Thankfully, our relationships with our bodies and ourselves have changed radically over the decades. We are stronger and far more self-reliant and self-possessed than the June Cleavers of yesteryear. But old habits and self-perceptions, particularly in relation to our bodies, die hard.

To counter any negatives that you may secretly harbor about your hip region—such as “too wide,” “too scrawny,” “too this” or “too that”—and validate the splendors of that Grand Hub below, let’s turn our attention to Japanese culture where Sumo reigns supreme and exemplifies the power of all things, well, hip. For example, Black Belt magazine columnist Dave Lowry reminds us that a koshinuke in Japanese is a person “without hips”—which denotes a coward!

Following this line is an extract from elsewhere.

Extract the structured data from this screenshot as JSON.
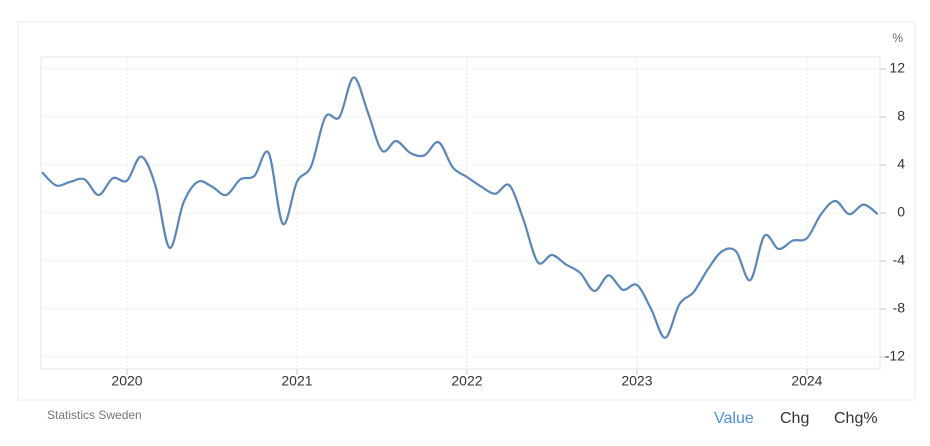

The term koshi ga takai, meaning “things with high hips,” is considered an insult. It means, says Lowry, “that you are executing a technique, or maybe just sitting or standing with your body unbalanced and top-heavy.” (Now there’s a striking contrast to a culture that shuns women who are bottom heavy. Can we imagine Sumo Barbie?) The phrase hara ga tatsu, meaning “a person whose belly rises,” is also an insult. It refers to one who rises out of his or her seat of power, as opposed to residing snugly in the hips.

How refreshing!

In a world where women’s bodies are the targets of both scrutiny and attack, inhabiting our lower selves may not only be lifesaving—and liberating—but it connects us to capacities far beyond the physical. Leave it to the ancients to convey this simple lesson: A woman who lives in her hips is a woman of power.